UK set to reverse exploration drilling, production decline

Feb. 25, 2013
Petroleum tax changes introduced by the UK government are stimulating fresh investment in Britain’s oil and gas sector.

Offshore staff

LONDON – Petroleum tax changes introduced by the UK government are stimulating fresh investment in Britain’s oil and gas sector.

According to Oil & Gas UK’s 2013 Activity Survey, companies are planning programs with a total value of almost £100 billion ($151 billion).

Last year’s new offshore projects on the UK continental shelf (UKCS) incurred total investments of £11.4 billion ($17.2 billion), the association adds, and it expects this year’s total to reach at least £13 billion ($19.7 billion).

Malcolm Webb, Oil & Gas UK’s chief executive, said: “After two disappointing years brought about by tax uncertainty and consequent low investment, the UKCS is now benefitting from record investment in new developments and in existing assets and infrastructure, the strongest for more than three decades.
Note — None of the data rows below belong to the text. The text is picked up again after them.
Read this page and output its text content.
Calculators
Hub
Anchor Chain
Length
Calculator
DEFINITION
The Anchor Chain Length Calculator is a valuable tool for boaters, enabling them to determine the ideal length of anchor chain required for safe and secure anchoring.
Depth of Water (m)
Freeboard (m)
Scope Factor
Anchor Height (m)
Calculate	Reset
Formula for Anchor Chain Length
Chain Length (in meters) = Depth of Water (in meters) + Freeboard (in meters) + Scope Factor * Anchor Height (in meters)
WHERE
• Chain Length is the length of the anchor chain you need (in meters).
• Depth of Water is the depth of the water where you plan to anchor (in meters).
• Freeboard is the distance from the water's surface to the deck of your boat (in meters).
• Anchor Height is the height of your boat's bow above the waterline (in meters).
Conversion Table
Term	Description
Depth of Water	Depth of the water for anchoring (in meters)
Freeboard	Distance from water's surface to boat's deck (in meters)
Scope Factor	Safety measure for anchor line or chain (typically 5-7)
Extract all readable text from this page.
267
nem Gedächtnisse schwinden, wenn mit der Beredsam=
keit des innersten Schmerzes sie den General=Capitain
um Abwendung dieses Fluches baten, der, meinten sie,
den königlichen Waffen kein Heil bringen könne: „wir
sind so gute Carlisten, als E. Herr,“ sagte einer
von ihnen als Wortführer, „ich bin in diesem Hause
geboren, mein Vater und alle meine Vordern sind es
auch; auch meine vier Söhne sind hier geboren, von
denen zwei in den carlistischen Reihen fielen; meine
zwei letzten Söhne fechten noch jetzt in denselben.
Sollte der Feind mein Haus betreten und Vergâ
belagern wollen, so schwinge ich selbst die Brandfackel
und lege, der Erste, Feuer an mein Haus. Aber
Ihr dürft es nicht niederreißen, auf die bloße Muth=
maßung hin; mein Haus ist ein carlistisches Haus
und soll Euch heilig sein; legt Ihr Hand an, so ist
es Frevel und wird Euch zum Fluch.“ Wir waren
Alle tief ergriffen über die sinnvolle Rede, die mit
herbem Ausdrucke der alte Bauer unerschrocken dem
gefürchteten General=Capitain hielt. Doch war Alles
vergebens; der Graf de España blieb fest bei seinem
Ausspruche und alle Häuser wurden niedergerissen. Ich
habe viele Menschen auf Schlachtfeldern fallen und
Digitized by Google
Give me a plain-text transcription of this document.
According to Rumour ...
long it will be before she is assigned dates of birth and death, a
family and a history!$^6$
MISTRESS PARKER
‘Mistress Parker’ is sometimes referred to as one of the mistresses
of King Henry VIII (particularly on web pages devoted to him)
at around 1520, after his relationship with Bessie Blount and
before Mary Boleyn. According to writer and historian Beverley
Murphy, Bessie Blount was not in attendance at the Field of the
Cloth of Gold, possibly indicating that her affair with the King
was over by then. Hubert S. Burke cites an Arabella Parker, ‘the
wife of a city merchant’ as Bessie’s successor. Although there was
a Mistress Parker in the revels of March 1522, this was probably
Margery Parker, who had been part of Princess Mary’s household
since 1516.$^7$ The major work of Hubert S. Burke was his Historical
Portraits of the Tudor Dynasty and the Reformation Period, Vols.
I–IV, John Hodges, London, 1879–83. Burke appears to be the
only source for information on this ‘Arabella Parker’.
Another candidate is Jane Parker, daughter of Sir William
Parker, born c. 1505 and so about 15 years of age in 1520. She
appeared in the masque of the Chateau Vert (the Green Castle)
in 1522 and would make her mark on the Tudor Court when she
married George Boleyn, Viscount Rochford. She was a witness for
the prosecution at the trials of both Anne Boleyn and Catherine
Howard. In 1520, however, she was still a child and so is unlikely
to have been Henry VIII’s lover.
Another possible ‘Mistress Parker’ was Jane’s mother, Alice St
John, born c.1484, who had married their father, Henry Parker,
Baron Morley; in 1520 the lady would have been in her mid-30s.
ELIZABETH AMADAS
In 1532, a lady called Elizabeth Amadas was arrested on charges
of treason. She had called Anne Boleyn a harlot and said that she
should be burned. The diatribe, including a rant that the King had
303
“The recent introduction of targetedtax allowances to promote the development of a range of difficult projects, coupled with the government’s ground-breaking commitment to provide certainty on decommissioning tax relief, has prompted global companies and independent businesses alike to take another look at the UK as an investment destination and resulted in a new wave of investment. It is crucial that we sustain this momentum in the years ahead.”

Improvements in the tax regime have made more oil and gas reserves commercial for development. However, Oil & Gas UK points out that reserves moving into production are not being fully replaced with new discoveries.

“Only 21 exploration wells per year on average were drilled over the last three years,” Webb said. “As a result, in 2012 not enough barrels were discovered to replace all those produced. However, again, there is real cause for encouragement as the survey results lead us toforecast 130 exploration wells over the next three years which, alongside the use of new and improved subsurface technology, should result in many more barrels being discovered.”

Last year averageUK production fell to 1.55 MMboe, down 14% from the figure in 2011 and 30% from 2010. Much of the decline was down to investor confidence having been shaken by negative tax changes in the mid-2000s, the association claimed, with new developments reaching a low point in 2008/2009.

This year production may drop further to 1.45–1.5 MMboe/d, but an upturn is expected over the next three to four years, reaching 2 MMboe/d by 2017. Projects approved in 2011 and 2012 alone should over time produce more than 2 MMboe of oil and gas.

Webb concluded: “There has always been an over-riding case to maximize recovery of the UK’s oil and gas resources. It has never been more important or relevant that we do so than now. Seventy percent of British energy requirements will likely still need to be met by oil and gas into the 2040s. As a nation we need to satisfy as much of that demand as possible from our own resources.”